$\textbf{Definition:}$ Let $X$ be a Banach space and $A \subset X \backslash \{ 0 \}$ a closed set and symmetric with respect to the $0 \in X$. The Krasnoselkii's genus of $A$ is defined as follows
$$\sigma(A) := \min \{ m \in \mathbb{N} ; \ \text{exists an odd and continuous function} \ \varphi: A \rightarrow \mathbb{R}^m \backslash \ \{ 0 \} \}.$$
$\textbf{Clark's theorem:}$ Let $X$ be a Banach space and let $J \in C^1(X,\mathbb{R})$ be a functional satisfying Palais-Smale condition. Furthermore, suppose that
$(i)$ $J$ is limited from below and even;
$(ii)$ Exists a compact $K$, which is possible compute the Krasnoselkii's genus, such that the $\sigma(K) = j$ and $\sup_\limits{x \in K} J(x) < J(0)$,
then $J$ has, at least, $j$ even critical points distincts and their corresponding critical values are less than $J(0)$.
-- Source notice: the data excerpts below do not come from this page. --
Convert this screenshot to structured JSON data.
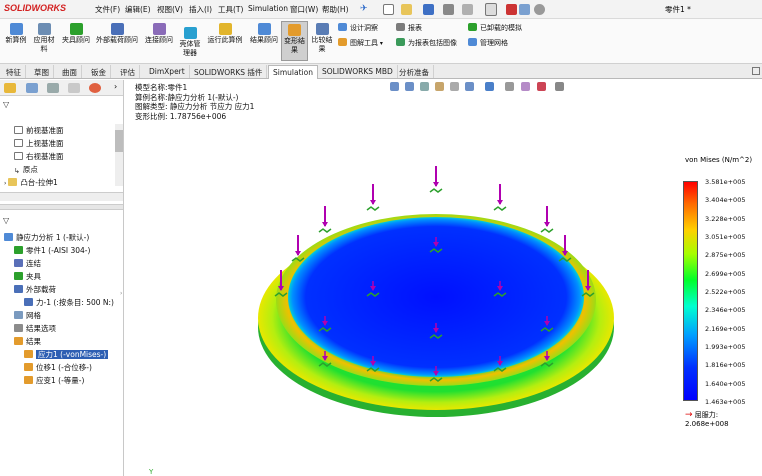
{
  "app": {
    "logo": "SOLIDWORKS",
    "document_title": "零件1 *"
  },
  "menu": [
    "文件(F)",
    "编辑(E)",
    "视图(V)",
    "插入(I)",
    "工具(T)",
    "Simulation",
    "窗口(W)",
    "帮助(H)"
  ],
  "ribbon": {
    "buttons": [
      "新算例",
      "应用材料",
      "夹具顾问",
      "外部载荷顾问",
      "连接顾问",
      "壳体管理器",
      "运行此算例",
      "结果顾问",
      "变形结果",
      "比较结果"
    ],
    "small": [
      "设计洞察",
      "图解工具",
      "报表",
      "为报表包括图像",
      "已卸载的模拟",
      "管理网格"
    ]
  },
  "tabs": [
    "特征",
    "草图",
    "曲面",
    "钣金",
    "评估",
    "DimXpert",
    "SOLIDWORKS 插件",
    "Simulation",
    "SOLIDWORKS MBD",
    "分析准备"
  ],
  "active_tab": "Simulation",
  "tree_top": [
    "前视基准面",
    "上视基准面",
    "右视基准面",
    "原点",
    "凸台-拉伸1"
  ],
  "tree": [
    {
      "label": "静应力分析 1 (-默认-)",
      "indent": 0
    },
    {
      "label": "零件1 (-AISI 304-)",
      "indent": 1
    },
    {
      "label": "连结",
      "indent": 1
    },
    {
      "label": "夹具",
      "indent": 1
    },
    {
      "label": "外部载荷",
      "indent": 1
    },
    {
      "label": "力-1 (:按条目: 500 N:)",
      "indent": 2
    },
    {
      "label": "网格",
      "indent": 1
    },
    {
      "label": "结果选项",
      "indent": 1
    },
    {
      "label": "结果",
      "indent": 1
    },
    {
      "label": "应力1 (-vonMises-)",
      "indent": 2,
      "selected": true
    },
    {
      "label": "位移1 (-合位移-)",
      "indent": 2
    },
    {
      "label": "应变1 (-等量-)",
      "indent": 2
    }
  ],
  "info": {
    "line1": "模型名称:零件1",
    "line2": "算例名称:静应力分析 1(-默认-)",
    "line3": "图解类型: 静应力分析 节应力 应力1",
    "line4": "变形比例: 1.78756e+006"
  },
  "legend": {
    "title": "von Mises (N/m^2)",
    "ticks": [
      "3.581e+005",
      "3.404e+005",
      "3.228e+005",
      "3.051e+005",
      "2.875e+005",
      "2.699e+005",
      "2.522e+005",
      "2.346e+005",
      "2.169e+005",
      "1.993e+005",
      "1.816e+005",
      "1.640e+005",
      "1.463e+005"
    ],
    "yield_label": "屈服力:",
    "yield_value": "2.068e+008"
  },
  "colors": {
    "red": "#ff0000",
    "blue": "#0000ff",
    "load_arrow": "#b000b0",
    "fixture": "#2ca02c"
  }
}
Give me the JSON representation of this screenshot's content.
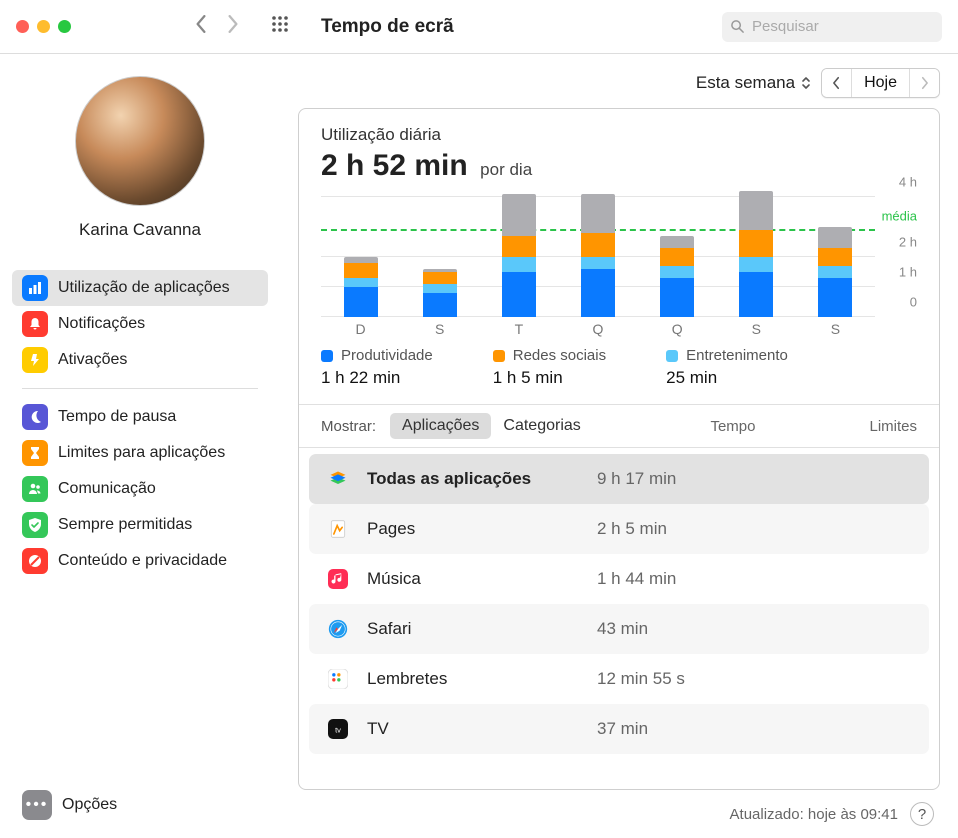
{
  "window": {
    "title": "Tempo de ecrã"
  },
  "search": {
    "placeholder": "Pesquisar"
  },
  "user": {
    "name": "Karina Cavanna"
  },
  "sidebar": {
    "items": [
      {
        "label": "Utilização de aplicações",
        "selected": true,
        "color": "#0a7aff",
        "icon": "bars"
      },
      {
        "label": "Notificações",
        "selected": false,
        "color": "#ff3b30",
        "icon": "bell"
      },
      {
        "label": "Ativações",
        "selected": false,
        "color": "#ffcc00",
        "icon": "pickup"
      }
    ],
    "items2": [
      {
        "label": "Tempo de pausa",
        "color": "#5856d6",
        "icon": "moon"
      },
      {
        "label": "Limites para aplicações",
        "color": "#ff9500",
        "icon": "hourglass"
      },
      {
        "label": "Comunicação",
        "color": "#34c759",
        "icon": "people"
      },
      {
        "label": "Sempre permitidas",
        "color": "#34c759",
        "icon": "check"
      },
      {
        "label": "Conteúdo e privacidade",
        "color": "#ff3b30",
        "icon": "nosign"
      }
    ],
    "options_label": "Opções"
  },
  "controls": {
    "period": "Esta semana",
    "today": "Hoje"
  },
  "usage": {
    "title": "Utilização diária",
    "big": "2 h 52 min",
    "suffix": "por dia"
  },
  "chart_data": {
    "type": "bar",
    "categories": [
      "D",
      "S",
      "T",
      "Q",
      "Q",
      "S",
      "S"
    ],
    "ylim": [
      0,
      4
    ],
    "yunit": "h",
    "yticks": [
      0,
      1,
      2,
      4
    ],
    "average": 2.87,
    "average_label": "média",
    "stack_order": [
      "prod",
      "ent",
      "soc",
      "oth"
    ],
    "series": [
      {
        "key": "prod",
        "name": "Produtividade",
        "color": "#0a7aff",
        "values": [
          1.0,
          0.8,
          1.5,
          1.6,
          1.3,
          1.5,
          1.3
        ]
      },
      {
        "key": "ent",
        "name": "Entretenimento",
        "color": "#5ac8fa",
        "values": [
          0.3,
          0.3,
          0.5,
          0.4,
          0.4,
          0.5,
          0.4
        ]
      },
      {
        "key": "soc",
        "name": "Redes sociais",
        "color": "#ff9500",
        "values": [
          0.5,
          0.4,
          0.7,
          0.8,
          0.6,
          0.9,
          0.6
        ]
      },
      {
        "key": "oth",
        "name": "Outros",
        "color": "#aeaeb2",
        "values": [
          0.2,
          0.1,
          1.4,
          1.3,
          0.4,
          1.3,
          0.7
        ]
      }
    ]
  },
  "legend": [
    {
      "key": "prod",
      "name": "Produtividade",
      "color": "#0a7aff",
      "value": "1 h 22 min"
    },
    {
      "key": "soc",
      "name": "Redes sociais",
      "color": "#ff9500",
      "value": "1 h 5 min"
    },
    {
      "key": "ent",
      "name": "Entretenimento",
      "color": "#5ac8fa",
      "value": "25 min"
    }
  ],
  "filter": {
    "label": "Mostrar:",
    "apps": "Aplicações",
    "cats": "Categorias",
    "time": "Tempo",
    "limits": "Limites"
  },
  "apps": [
    {
      "name": "Todas as aplicações",
      "time": "9 h 17 min",
      "selected": true,
      "icon": "stack"
    },
    {
      "name": "Pages",
      "time": "2 h 5 min",
      "selected": false,
      "icon": "pages"
    },
    {
      "name": "Música",
      "time": "1 h 44 min",
      "selected": false,
      "icon": "music"
    },
    {
      "name": "Safari",
      "time": "43 min",
      "selected": false,
      "icon": "safari"
    },
    {
      "name": "Lembretes",
      "time": "12 min 55 s",
      "selected": false,
      "icon": "reminders"
    },
    {
      "name": "TV",
      "time": "37 min",
      "selected": false,
      "icon": "tv"
    }
  ],
  "footer": {
    "updated": "Atualizado: hoje às 09:41"
  }
}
I would like to understand a part of the application of this theorem for this problem:
$$\begin{align} \begin{cases} - \Delta u &= |u|^{q-2}u \ \text{in} \ \Omega,\\ u &= 0 \ \text{on} \ \partial \Omega, \end{cases} \end{align}$$
where $1 < q < 2$ and $\Omega \subset \mathbb{R}^N$ is a bounded domain.
The functional associated to the problem is $J(u) := \frac{1}{2} \int_{\Omega} |\nabla u|^2 dx - \frac{1}{q} \int_{\Omega} |u|^q dx, u \in H_0^1(\Omega)$.
Define $X_j := \text{span} \{ \varphi_1, \cdots, \varphi_j \}$, where $\varphi_i$ is the eigenfunction of $-\Delta$ associated to the eigenvalue $\lambda_i$ for each $i = 1, \cdots, j$. As $X_j$ is a normed space of finite dimension, there is $C_j > 0$ such that
$$- \frac{C_j}{q} \left( \int_{\Omega} |\nabla u|^2 dx \right)^{\frac{q}{2}} > - \frac{1}{q} \int_{\Omega} |u|^q dx, \forall u \in X_j$$
Thus, if $||u|| = \rho$ with $\rho$ sufficiently close to $0$, the inequality above implies that
$$J(u) \leq \frac{1}{2} \int_{\Omega} |\nabla u|^2 dx - \left( \int_{\Omega} |\nabla u|^2 dx \right)^{\frac{q}{2}} < 0 = J(0), \forall \partial B_{\rho}(0) \cap X_j.$$
Define $K := B_{\rho}(0) \cap X_j$.
I know that $X_j$ is isomorphic to $\mathbb{R}^j$, but how I can construct an odd homeomorphism between $K$ and $S^{j-1}$ in order to conclude that $\sigma(K) = j$?
Thanks in advance!